Prezioso per il naturale bilanciamento tra le ricche sezioni orchestrali di Basie (dinamicamente arrangiate da Dick Hyman, Billy Byers, Frank Foster) e l’ampio e profondo baritono di Prysock, dalla grana densa e calda, dai margini appena velati e dal largo vibrato, quel classico album registrato nel dicembre del 1965 vedeva il cantante muoversi con maestoso e a suo modo swingante relax attraverso un solido repertorio di standard – da Come Rain or Come Shine a I Could Write a Book, delicatamente introdotto dal piano del leader e scandito con sicuro e gentile swing dalla chitarra di Freddie Green – e di bellissime ballate bluesy come Ain’t No Use, Don’t Go to Strangers, Gone Again, enunciate con fine e incantevole alternanza di distacco blasé, malinconica rassegnazione, dignitosa preghiera. Con la sua bruna, cupa luminosità, e una tensione emotiva tangibile e che agisce a lungo sottopelle, lo strumento di Arthur Prysock faceva riverberare le immagini di solitudine e abbandono che accompagnano la limpida e stagionata melodia di What Will I Tell My Heart («…un telefono che ha dimenticato come suonare…»: era appartenuta, nella Swing Era, a Crosby e a Pha Terrell) e riscattava i cliché che compongono la metafora di vuoto e follia di I’m Lost, aiutato dal fraseggio danzante e stridente del muscoloso sax tenore di Eddie «Lockjaw» Davis, principale solista dell’album, esemplare anche quando emerge dai contrasti di dinamica (tenuti sotto controllo dal Conte all’organo) dell’ansiosa supplica di Come Home.

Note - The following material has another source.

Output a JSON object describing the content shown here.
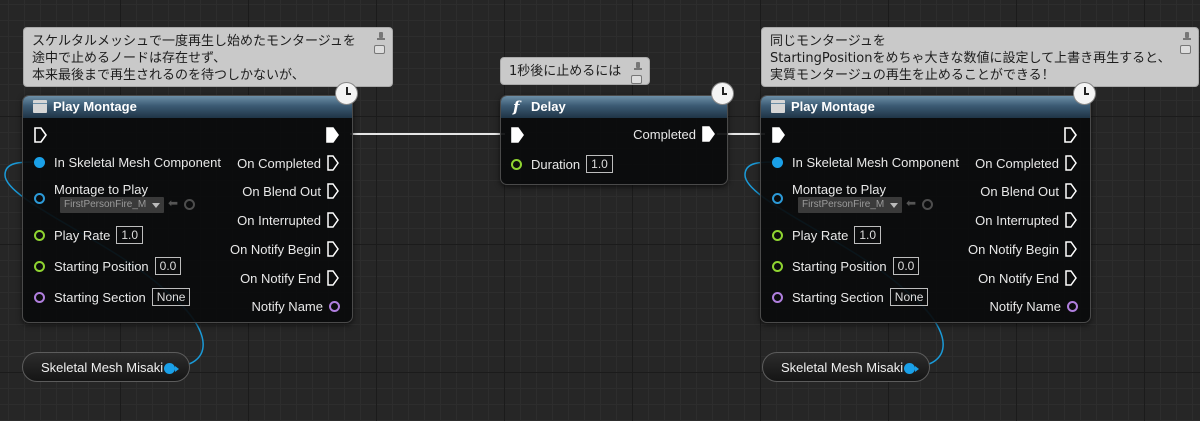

E a dispetto delle sue pesanti proporzioni trovava la grazia ritmica – forse marginalmente ma certo coerentemente jazzistica – per integrarsi nell’agile e policromo arrangiamento concepito da Hyman per I’m Gonna Sit Right Down and Write Myself A Letter, l’antico hit di Fats Waller e delle Boswell Sisters: e per attraversare il terreno jazzistico altrettanto battuto ma sempre stimolante di un Sunday a tempo brillante e dell’ellingtoniano-hibbleriano Do Nothin’ Till You Hear From Me – due outtakes recuperate nella versione cd dell’album – rivelando un gusto sereno del divertimento musicale, accentuato ancora da Lockjaw che gli danza e ruggisce accanto, un gusto che filtra come un lieve sorriso dalla sua sobria e scura maschera vocale.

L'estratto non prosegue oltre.